Find the number of real solutions $x\in\mathbb{R}$ of the equation $$ 1+8^x+27^x = 2^x+12^x+9^x $$
My Attempt:
Let $2^x=a>0$ and $3^x=b>0$ where $x\in \mathbb{R}$. This allows us to change the equation to
$$ 1+a^3+b^3 = a+a^2b+b^2 $$
This can be rewritten as
$$ (a+b)^3-3ab(a+b)+1 = a+ab(a+b) $$
How can I solve the problem from this point?
On
A different method. Define:
$$f(a,b)= 1 + a^3 + b^3 - (a + a^2 b + b^2)$$ Show by solving $f'_a = f'_b=0$ that the minimum of $f$ is at $a=b=1$, and that $f(1,1)=0$, proving there is a single solution, $x=0$.
On
If the equation $f(a,b,c)=0$ is symmetrical in the sense that $f(a,b,c)=f(\overline{a,b,c})$ where $\overline{a,b,c}$ represents any permutation of $\{a,b,c\}$ then if it has an extreme point it must be $a=b=c$.
Proof is very simple.

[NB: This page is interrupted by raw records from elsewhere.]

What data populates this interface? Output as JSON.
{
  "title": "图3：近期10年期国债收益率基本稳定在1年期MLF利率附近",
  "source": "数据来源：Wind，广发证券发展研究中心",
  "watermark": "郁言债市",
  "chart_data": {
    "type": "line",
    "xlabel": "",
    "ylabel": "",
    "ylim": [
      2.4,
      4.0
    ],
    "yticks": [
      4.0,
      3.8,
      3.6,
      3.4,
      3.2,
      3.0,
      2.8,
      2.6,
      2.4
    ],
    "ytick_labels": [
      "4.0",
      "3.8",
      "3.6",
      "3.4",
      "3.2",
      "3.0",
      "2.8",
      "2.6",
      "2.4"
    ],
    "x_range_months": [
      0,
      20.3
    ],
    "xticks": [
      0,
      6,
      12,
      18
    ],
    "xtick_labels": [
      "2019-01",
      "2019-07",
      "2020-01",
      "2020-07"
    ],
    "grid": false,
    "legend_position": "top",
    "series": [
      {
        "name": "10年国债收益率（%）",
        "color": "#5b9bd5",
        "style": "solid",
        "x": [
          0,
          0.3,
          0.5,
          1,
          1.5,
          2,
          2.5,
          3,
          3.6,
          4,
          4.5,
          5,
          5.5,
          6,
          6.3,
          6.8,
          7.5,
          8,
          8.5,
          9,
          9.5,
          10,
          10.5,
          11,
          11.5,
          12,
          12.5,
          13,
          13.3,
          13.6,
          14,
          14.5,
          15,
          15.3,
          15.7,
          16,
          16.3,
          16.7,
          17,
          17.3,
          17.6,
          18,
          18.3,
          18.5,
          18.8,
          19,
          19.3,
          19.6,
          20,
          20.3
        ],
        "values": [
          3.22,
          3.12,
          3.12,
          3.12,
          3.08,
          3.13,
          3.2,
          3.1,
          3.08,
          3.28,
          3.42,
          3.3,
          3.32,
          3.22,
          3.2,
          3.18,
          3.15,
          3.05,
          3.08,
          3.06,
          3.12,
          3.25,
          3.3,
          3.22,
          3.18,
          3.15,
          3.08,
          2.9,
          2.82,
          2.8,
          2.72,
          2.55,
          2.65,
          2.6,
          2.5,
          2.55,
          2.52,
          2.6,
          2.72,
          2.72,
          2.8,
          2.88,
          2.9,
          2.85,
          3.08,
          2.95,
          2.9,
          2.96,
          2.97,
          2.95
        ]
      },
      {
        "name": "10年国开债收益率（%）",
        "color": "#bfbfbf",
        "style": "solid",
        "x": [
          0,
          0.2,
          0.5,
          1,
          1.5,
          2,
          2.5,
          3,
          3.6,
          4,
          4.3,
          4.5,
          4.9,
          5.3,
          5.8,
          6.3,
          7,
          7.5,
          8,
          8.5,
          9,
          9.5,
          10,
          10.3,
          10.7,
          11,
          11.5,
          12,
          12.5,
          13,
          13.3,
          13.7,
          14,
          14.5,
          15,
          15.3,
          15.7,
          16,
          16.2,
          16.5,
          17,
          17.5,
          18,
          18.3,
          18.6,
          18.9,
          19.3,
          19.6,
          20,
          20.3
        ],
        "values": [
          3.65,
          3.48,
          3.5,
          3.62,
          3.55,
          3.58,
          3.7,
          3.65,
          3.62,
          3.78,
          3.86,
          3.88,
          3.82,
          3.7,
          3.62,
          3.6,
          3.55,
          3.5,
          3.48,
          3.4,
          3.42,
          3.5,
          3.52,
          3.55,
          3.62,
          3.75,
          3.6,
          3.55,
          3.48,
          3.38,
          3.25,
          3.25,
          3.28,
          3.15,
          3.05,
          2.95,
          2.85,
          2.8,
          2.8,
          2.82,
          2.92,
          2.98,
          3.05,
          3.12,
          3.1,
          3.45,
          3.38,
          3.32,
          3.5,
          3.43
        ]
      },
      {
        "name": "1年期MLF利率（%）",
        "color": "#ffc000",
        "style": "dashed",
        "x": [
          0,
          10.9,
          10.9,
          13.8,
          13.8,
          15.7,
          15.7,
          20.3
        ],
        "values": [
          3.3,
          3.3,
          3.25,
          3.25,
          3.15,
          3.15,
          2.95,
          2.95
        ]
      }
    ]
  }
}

Take that it has an extreme point for $a_{0}>b_{0}>c_{0}$. Then by permutation it would have more extreme points where $b_{0}>a_{0}>c_{0}$ or $a_{0}>c_{0}>b_{0}$. Because of this it must be only $a_{0}=b_{0}=c_{0}$. It remains to prove that the extreme exists and that it is a minimum in this particular case.
For any $a=b=c$ we have $f(a,b,c)=a^{3}+b^{3}+c^{3}-a^{2}b-b^{2}c-c^{2}a=0$.
Let us have a point $a_{1} \geq b_{1} \geq c_{1} \geq 0$ where it is not $a_{1} = b_{1} = c_{1}$
It would be $(a_{1}^{3}-a_{1}^{2}b_{1})+(b_{1}^{3}-b_{1}^{2}c_{1})+(c_{1}^{3}-c_{1}^{2}a_{1})>0$ because each $a_{1}^{3}-a_{1}^{2}b_{1} \geq 0,b_{1}^{3}-b_{1}^{2}c_{1} \geq 0, c_{1}^{3}-c_{1}^{2}a_{1} \geq 0$ but at least one is different from $0$.
So $0$ is a minimum. The solution to the above equation follows.
Hint: by rearrangement inequality
$$a^3+b^3+c^3 = a^2b+b^2c+c^2a$$
happens iff $a=b=c$.